Леонард вновь углубился в изучение пергамента. Явно встревоженный Вишневски отвел Штрауда в сторону и свистящим шепотом спросил:
— Как по-вашему, поверят нам люди вроде Натана, Перкинса или этого Билла Лими? Удастся нам убедить их, пока не будет слишком поздно?
— Виш, друг мой, возможно, уже сейчас слишком поздно. Если верно то, что говорит Сэм, вся эта коматозная армия скоро очнется и восстанет против всех остальных, и нам останется лишь уничтожить их либо они уничтожат нас.
— Вы только представьте себе чувствующее злобное и жестокое существо, наделенное силой и властью облагать человеческий род подобной данью!
— Чувствующее, да. Злобное и жестокое, конечно, в высшей степени. Но страшнее всего то, Виш, что оно натравит нас друг на друга. То, что оно питается человеческими жизнями, есть всего лишь верхушка айсберга. Оно ведь приведет в действие зло, которое будет на протяжении грядущих столетий разъедать все человечество, — и вот это делает его силой просто сатанинской.

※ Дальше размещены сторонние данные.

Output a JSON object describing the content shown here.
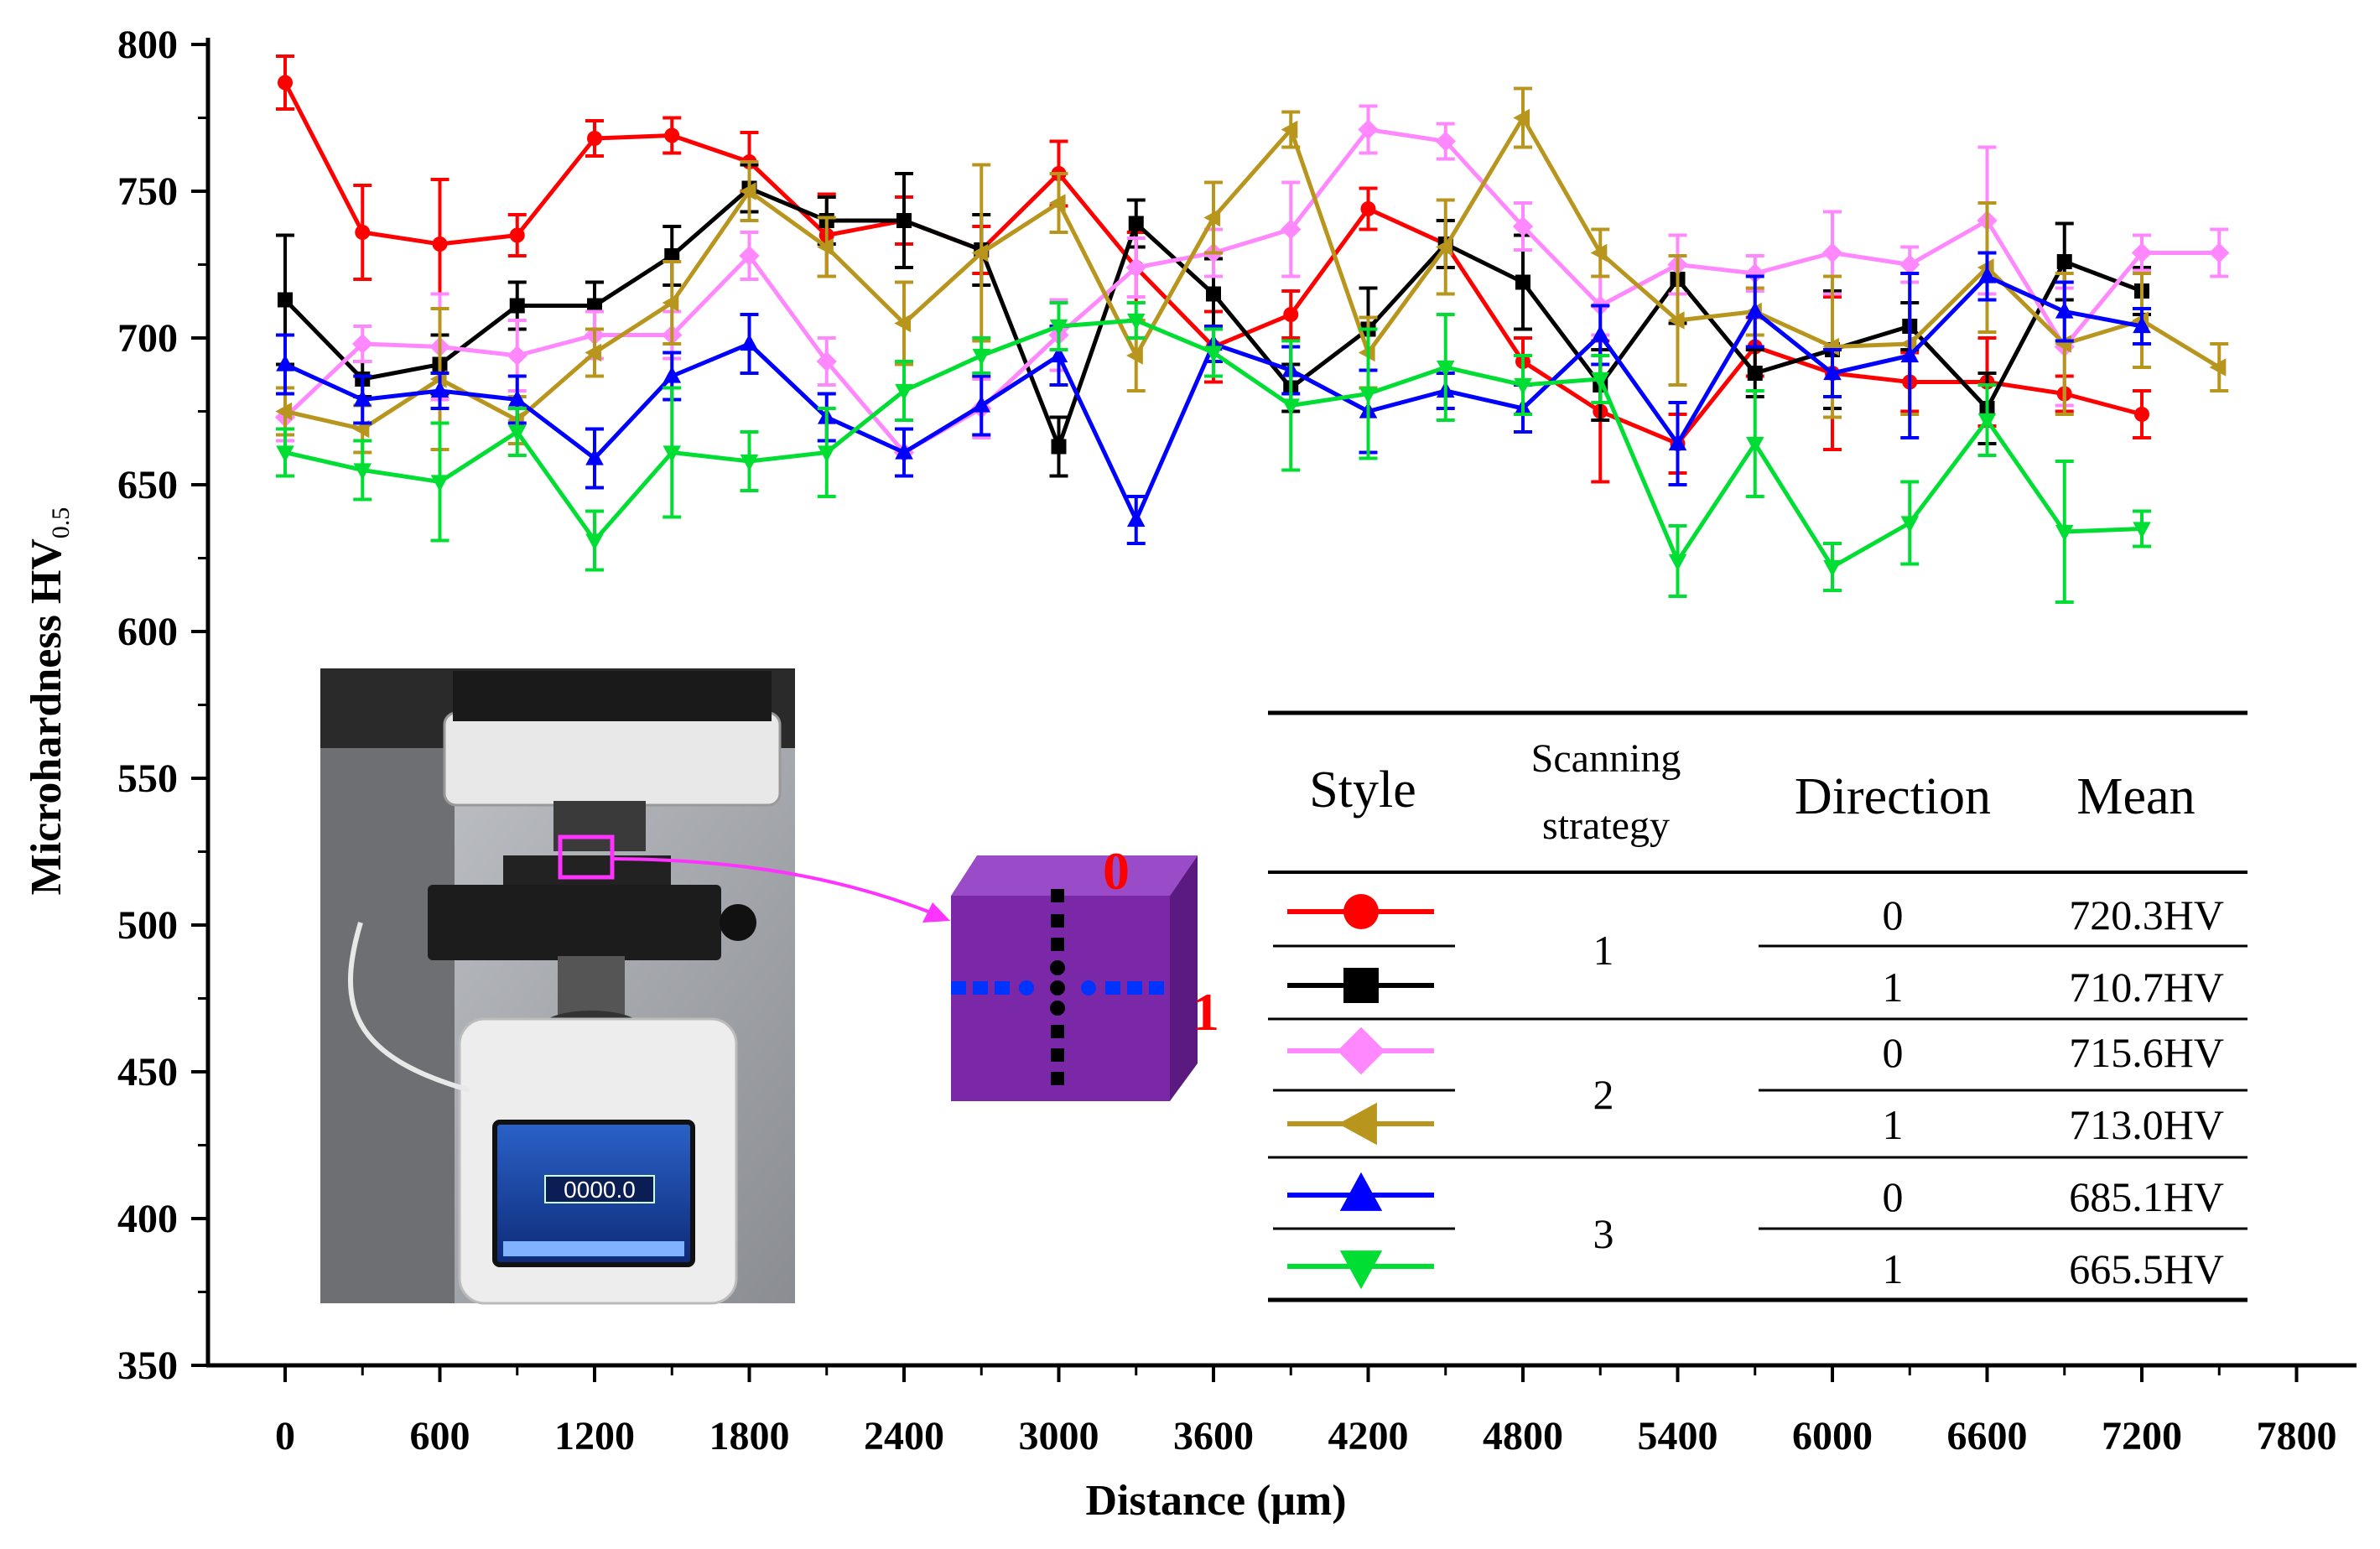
{
  "chart_data": {
    "type": "line",
    "title": "",
    "xlabel": "Distance (μm)",
    "ylabel": "Microhardness HV",
    "ylabel_sub": "0.5",
    "xlim": [
      -300,
      8100
    ],
    "ylim": [
      350,
      800
    ],
    "xticks": [
      0,
      600,
      1200,
      1800,
      2400,
      3000,
      3600,
      4200,
      4800,
      5400,
      6000,
      6600,
      7200,
      7800
    ],
    "yticks": [
      350,
      400,
      450,
      500,
      550,
      600,
      650,
      700,
      750,
      800
    ],
    "series": [
      {
        "name": "Style 1 / Direction 0",
        "color": "#ff0000",
        "marker": "circle",
        "x": [
          0,
          300,
          600,
          900,
          1200,
          1500,
          1800,
          2100,
          2400,
          2700,
          3000,
          3300,
          3600,
          3900,
          4200,
          4500,
          4800,
          5100,
          5400,
          5700,
          6000,
          6300,
          6600,
          6900,
          7200
        ],
        "y": [
          787,
          736,
          732,
          735,
          768,
          769,
          760,
          735,
          740,
          730,
          756,
          724,
          697,
          708,
          744,
          732,
          692,
          675,
          664,
          697,
          688,
          685,
          685,
          681,
          674
        ],
        "err": [
          9,
          16,
          22,
          7,
          6,
          6,
          10,
          14,
          8,
          8,
          11,
          12,
          12,
          8,
          7,
          8,
          8,
          24,
          10,
          10,
          26,
          10,
          15,
          6,
          8
        ]
      },
      {
        "name": "Style 1 / Direction 1",
        "color": "#000000",
        "marker": "square",
        "x": [
          0,
          300,
          600,
          900,
          1200,
          1500,
          1800,
          2100,
          2400,
          2700,
          3000,
          3300,
          3600,
          3900,
          4200,
          4500,
          4800,
          5100,
          5400,
          5700,
          6000,
          6300,
          6600,
          6900,
          7200
        ],
        "y": [
          713,
          686,
          691,
          711,
          711,
          728,
          751,
          740,
          740,
          730,
          663,
          739,
          715,
          683,
          703,
          732,
          719,
          684,
          720,
          688,
          696,
          704,
          676,
          726,
          716
        ],
        "err": [
          22,
          6,
          10,
          8,
          8,
          10,
          8,
          8,
          16,
          12,
          10,
          8,
          12,
          8,
          14,
          8,
          16,
          12,
          15,
          8,
          20,
          8,
          12,
          13,
          8
        ]
      },
      {
        "name": "Style 2 / Direction 0",
        "color": "#ff88ff",
        "marker": "diamond",
        "x": [
          0,
          300,
          600,
          900,
          1200,
          1500,
          1800,
          2100,
          2400,
          2700,
          3000,
          3300,
          3600,
          3900,
          4200,
          4500,
          4800,
          5100,
          5400,
          5700,
          6000,
          6300,
          6600,
          6900,
          7200,
          7500
        ],
        "y": [
          673,
          698,
          697,
          694,
          701,
          701,
          728,
          692,
          661,
          676,
          701,
          724,
          729,
          737,
          771,
          767,
          738,
          711,
          725,
          722,
          729,
          725,
          740,
          697,
          729,
          729
        ],
        "err": [
          8,
          6,
          18,
          12,
          8,
          8,
          8,
          8,
          8,
          10,
          12,
          10,
          8,
          16,
          8,
          6,
          8,
          10,
          10,
          6,
          14,
          6,
          25,
          20,
          6,
          8
        ]
      },
      {
        "name": "Style 2 / Direction 1",
        "color": "#b8961e",
        "marker": "triangle-left",
        "x": [
          0,
          300,
          600,
          900,
          1200,
          1500,
          1800,
          2100,
          2400,
          2700,
          3000,
          3300,
          3600,
          3900,
          4200,
          4500,
          4800,
          5100,
          5400,
          5700,
          6000,
          6300,
          6600,
          6900,
          7200,
          7500
        ],
        "y": [
          675,
          669,
          686,
          672,
          695,
          712,
          750,
          731,
          705,
          729,
          746,
          694,
          741,
          771,
          695,
          731,
          775,
          729,
          706,
          709,
          697,
          698,
          724,
          698,
          706,
          690
        ],
        "err": [
          8,
          8,
          24,
          8,
          8,
          14,
          10,
          10,
          14,
          30,
          10,
          12,
          12,
          6,
          12,
          16,
          10,
          8,
          22,
          8,
          24,
          24,
          22,
          24,
          16,
          8
        ]
      },
      {
        "name": "Style 3 / Direction 0",
        "color": "#0000ff",
        "marker": "triangle-up",
        "x": [
          0,
          300,
          600,
          900,
          1200,
          1500,
          1800,
          2100,
          2400,
          2700,
          3000,
          3300,
          3600,
          3900,
          4200,
          4500,
          4800,
          5100,
          5400,
          5700,
          6000,
          6300,
          6600,
          6900,
          7200
        ],
        "y": [
          691,
          679,
          682,
          679,
          659,
          687,
          698,
          673,
          661,
          677,
          694,
          638,
          698,
          689,
          675,
          682,
          676,
          701,
          664,
          709,
          688,
          694,
          721,
          709,
          704
        ],
        "err": [
          10,
          8,
          6,
          8,
          10,
          8,
          10,
          8,
          8,
          10,
          10,
          8,
          6,
          8,
          14,
          6,
          8,
          10,
          14,
          12,
          8,
          28,
          8,
          10,
          6
        ]
      },
      {
        "name": "Style 3 / Direction 1",
        "color": "#00dd33",
        "marker": "triangle-down",
        "x": [
          0,
          300,
          600,
          900,
          1200,
          1500,
          1800,
          2100,
          2400,
          2700,
          3000,
          3300,
          3600,
          3900,
          4200,
          4500,
          4800,
          5100,
          5400,
          5700,
          6000,
          6300,
          6600,
          6900,
          7200
        ],
        "y": [
          661,
          655,
          651,
          668,
          631,
          661,
          658,
          661,
          682,
          694,
          704,
          706,
          695,
          677,
          681,
          690,
          684,
          686,
          624,
          664,
          622,
          637,
          672,
          634,
          635
        ],
        "err": [
          8,
          10,
          20,
          8,
          10,
          22,
          10,
          15,
          10,
          6,
          8,
          6,
          8,
          22,
          22,
          18,
          10,
          8,
          12,
          18,
          8,
          14,
          12,
          24,
          6
        ]
      }
    ]
  },
  "table": {
    "headers": {
      "style": "Style",
      "strategy_line1": "Scanning",
      "strategy_line2": "strategy",
      "direction": "Direction",
      "mean": "Mean"
    },
    "strategies": [
      "1",
      "2",
      "3"
    ],
    "rows": [
      {
        "direction": "0",
        "mean": "720.3HV"
      },
      {
        "direction": "1",
        "mean": "710.7HV"
      },
      {
        "direction": "0",
        "mean": "715.6HV"
      },
      {
        "direction": "1",
        "mean": "713.0HV"
      },
      {
        "direction": "0",
        "mean": "685.1HV"
      },
      {
        "direction": "1",
        "mean": "665.5HV"
      }
    ]
  },
  "inset": {
    "device_display": "0000.0",
    "cube_label_top": "0",
    "cube_label_side": "1",
    "colors": {
      "cube_front": "#7a28a8",
      "cube_top": "#9a4cc8",
      "cube_side": "#5a1a80",
      "arrow": "#ff33ff",
      "label": "#ff0000",
      "dots_vertical": "#000000",
      "dots_horizontal": "#0033ff"
    }
  }
}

— Мы должны найти какие-то способы борьбы с ним.
— Полностью с вами согласен.
— Противоядие доктора Клайн, то, что помогло Леонарду… Возможно, оно…
— Боюсь, что нет. Доктор Клайн рассказывала мне, что оно действует только в мизерном числе случаев. Ведь большинство людей поражено недугом настолько глубоко, что противоядие оказывается неэффективным. Похоже, оно помогает лишь в случаях легкой формы заболевания.
— Значит, все эти коматозные пациенты, все эти безумцы, рыскающие волчьими стаями по городу… Боже, да это же закваска в процессе брожения, и когда она перебродит…
— Тогда город рухнет, как карточный домик, потому что люди поднимутся против людей, и начнется обряд жертвоприношения.